The results are changing minds: 71 percent of the business leaders surveyed said Detroit would be a smart investment for their businesses, and 84 percent are confident Detroit “can become a great city” again. Most business leaders, especially those with ties to Detroit, said they maintain a bullish outlook and positive perceptions of the city, its local government and its diversity.
But in other meaningful ways, perception lags reality. Just 16 percent of those surveyed know that Detroit emerged from bankruptcy in December 2014, more than 16 months ago. And the need for a comparatively low crime rate to foster increased business investment is belied by a series of recent child shootings that prompted Detroit Police Chief James Craig to introduce Monday what he called a “robust” new approach to fighting crime.
Detroit’s revival is an evolving process, not a destination to be reached at a specific time. It is more 21st-century reinvention than nostalgic comeback; it can be complicated by politics, personalities, economic cycles, the kind of crime that has been too widespread for too long. And all of it can influence business perceptions of Detroit.

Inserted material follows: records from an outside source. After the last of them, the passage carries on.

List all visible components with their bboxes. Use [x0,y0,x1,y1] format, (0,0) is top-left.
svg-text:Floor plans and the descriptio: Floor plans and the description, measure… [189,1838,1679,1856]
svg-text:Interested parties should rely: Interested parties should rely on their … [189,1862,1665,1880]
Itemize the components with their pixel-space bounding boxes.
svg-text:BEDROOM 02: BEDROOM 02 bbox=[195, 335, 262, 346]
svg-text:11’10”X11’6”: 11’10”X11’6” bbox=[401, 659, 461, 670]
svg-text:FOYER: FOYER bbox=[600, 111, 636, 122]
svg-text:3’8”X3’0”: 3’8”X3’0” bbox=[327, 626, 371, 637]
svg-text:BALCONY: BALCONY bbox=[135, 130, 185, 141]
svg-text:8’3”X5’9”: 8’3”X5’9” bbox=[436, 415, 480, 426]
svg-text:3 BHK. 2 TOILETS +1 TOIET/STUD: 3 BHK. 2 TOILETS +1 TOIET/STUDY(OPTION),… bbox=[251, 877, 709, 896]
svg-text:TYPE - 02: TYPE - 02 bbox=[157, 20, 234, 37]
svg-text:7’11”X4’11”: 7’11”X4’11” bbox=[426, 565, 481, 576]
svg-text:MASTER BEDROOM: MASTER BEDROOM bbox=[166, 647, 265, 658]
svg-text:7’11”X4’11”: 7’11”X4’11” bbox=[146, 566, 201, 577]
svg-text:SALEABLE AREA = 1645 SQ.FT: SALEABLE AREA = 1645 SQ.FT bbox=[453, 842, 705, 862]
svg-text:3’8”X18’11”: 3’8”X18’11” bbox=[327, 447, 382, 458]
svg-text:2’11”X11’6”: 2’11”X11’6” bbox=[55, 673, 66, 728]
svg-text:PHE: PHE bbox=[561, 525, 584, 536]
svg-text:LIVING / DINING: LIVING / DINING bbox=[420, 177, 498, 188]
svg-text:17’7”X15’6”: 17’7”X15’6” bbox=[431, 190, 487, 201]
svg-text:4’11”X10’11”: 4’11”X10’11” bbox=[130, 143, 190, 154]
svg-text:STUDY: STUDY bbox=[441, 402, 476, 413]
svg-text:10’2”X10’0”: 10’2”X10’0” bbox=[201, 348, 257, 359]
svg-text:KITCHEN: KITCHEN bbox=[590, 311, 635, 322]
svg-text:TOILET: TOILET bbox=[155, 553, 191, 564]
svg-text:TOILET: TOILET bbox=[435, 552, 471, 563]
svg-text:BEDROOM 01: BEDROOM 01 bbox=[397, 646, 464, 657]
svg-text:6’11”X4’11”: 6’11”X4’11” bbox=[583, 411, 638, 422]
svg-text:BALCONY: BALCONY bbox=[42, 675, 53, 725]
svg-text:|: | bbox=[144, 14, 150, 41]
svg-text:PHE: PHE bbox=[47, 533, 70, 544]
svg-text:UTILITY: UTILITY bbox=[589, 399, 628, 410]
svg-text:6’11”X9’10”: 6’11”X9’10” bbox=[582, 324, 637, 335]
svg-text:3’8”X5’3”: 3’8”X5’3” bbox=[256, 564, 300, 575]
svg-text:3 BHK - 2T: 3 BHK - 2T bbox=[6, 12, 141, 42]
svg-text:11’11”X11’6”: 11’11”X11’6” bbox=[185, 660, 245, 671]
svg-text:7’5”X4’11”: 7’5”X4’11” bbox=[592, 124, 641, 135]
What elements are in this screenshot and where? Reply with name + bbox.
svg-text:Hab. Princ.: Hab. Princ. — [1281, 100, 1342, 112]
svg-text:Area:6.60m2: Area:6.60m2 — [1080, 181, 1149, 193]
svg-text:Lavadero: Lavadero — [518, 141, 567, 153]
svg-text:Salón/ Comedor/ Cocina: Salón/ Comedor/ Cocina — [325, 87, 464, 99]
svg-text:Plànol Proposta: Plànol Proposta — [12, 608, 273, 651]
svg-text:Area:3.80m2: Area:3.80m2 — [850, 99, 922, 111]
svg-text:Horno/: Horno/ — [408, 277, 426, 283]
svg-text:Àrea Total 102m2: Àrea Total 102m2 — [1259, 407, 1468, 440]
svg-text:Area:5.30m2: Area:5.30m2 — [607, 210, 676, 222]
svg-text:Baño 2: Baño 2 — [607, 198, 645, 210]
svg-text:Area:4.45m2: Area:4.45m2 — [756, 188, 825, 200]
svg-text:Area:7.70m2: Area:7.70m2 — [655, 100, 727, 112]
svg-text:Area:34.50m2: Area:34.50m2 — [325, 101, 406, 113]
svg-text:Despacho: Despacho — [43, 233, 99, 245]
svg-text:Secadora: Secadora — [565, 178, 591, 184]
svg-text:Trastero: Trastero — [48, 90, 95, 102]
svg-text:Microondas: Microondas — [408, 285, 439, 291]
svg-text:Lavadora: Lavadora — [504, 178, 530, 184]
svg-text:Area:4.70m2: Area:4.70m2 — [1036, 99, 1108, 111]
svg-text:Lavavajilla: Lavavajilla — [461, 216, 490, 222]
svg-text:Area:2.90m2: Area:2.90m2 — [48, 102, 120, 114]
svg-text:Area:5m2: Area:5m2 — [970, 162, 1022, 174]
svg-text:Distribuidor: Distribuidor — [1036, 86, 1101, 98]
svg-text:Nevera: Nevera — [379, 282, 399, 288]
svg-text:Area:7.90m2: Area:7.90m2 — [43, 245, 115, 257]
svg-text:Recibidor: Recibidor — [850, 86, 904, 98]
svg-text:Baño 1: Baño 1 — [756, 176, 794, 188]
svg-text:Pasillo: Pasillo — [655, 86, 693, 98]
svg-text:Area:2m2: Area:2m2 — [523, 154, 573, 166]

“A year from now, six months from now, is that index “going up, going down,” Rapson said, adding that the sense of teamwork that helped the city through bankruptcy remains intact. “Is it just business as usual and everyone’s returned to normal? Or is it something different? I think it’s something different.”
So do I. Early next month, Kresge is partnering with the University of Southern California’s Center on Philanthropy and Public Policy for a two-day symposium called “Drawing on Detroit.” The decline and collapse into bankruptcy of the city that put America on wheels reshaped the roles of government, business and philanthropy in the age of austerity and taxpayer fatigue.
It also bought Detroit a second chance, just as the Chapter 11 bankruptcies did for General Motors Corp. and Chrysler Group LLC. The simple lesson here is that no city in the country has lived bankruptcy, its challenges, its discipline and its tough choices more comprehensively than has Detroit, its leaders and its people — from poor city neighborhoods to glitzy suburban enclaves.
What happens when the private sector leaders return to their daily business? When philanthropies such as Kresge and the Ford Foundation, the W.K. Kellogg Foundation and the John S. and James L. Knight Foundation, among others, turn to other needs? When the pressures of a court-ordered restructuring plan ease, oversight ends and elected officials call all the shots once again?
Will the bad old habits return, or will the scars that enabled the second chance exert the necessary discipline? So far, discipline is controlling the bad habits, thanks to comparatively robust macro-economic conditions, stable leadership and fresh memories of the pain and expense of collapse.
Detroit’s tale of reckoning and redemption is a cautionary one. The city that once led the nation in per capita income squandered its affluence; tolerated bad management and grasping union leadership; ignored and belittled its competition; made pension promises and issued debt as if none of it would need to be paid back.
But it did. Learning those lessons is vital, even if it happens in the hardest way.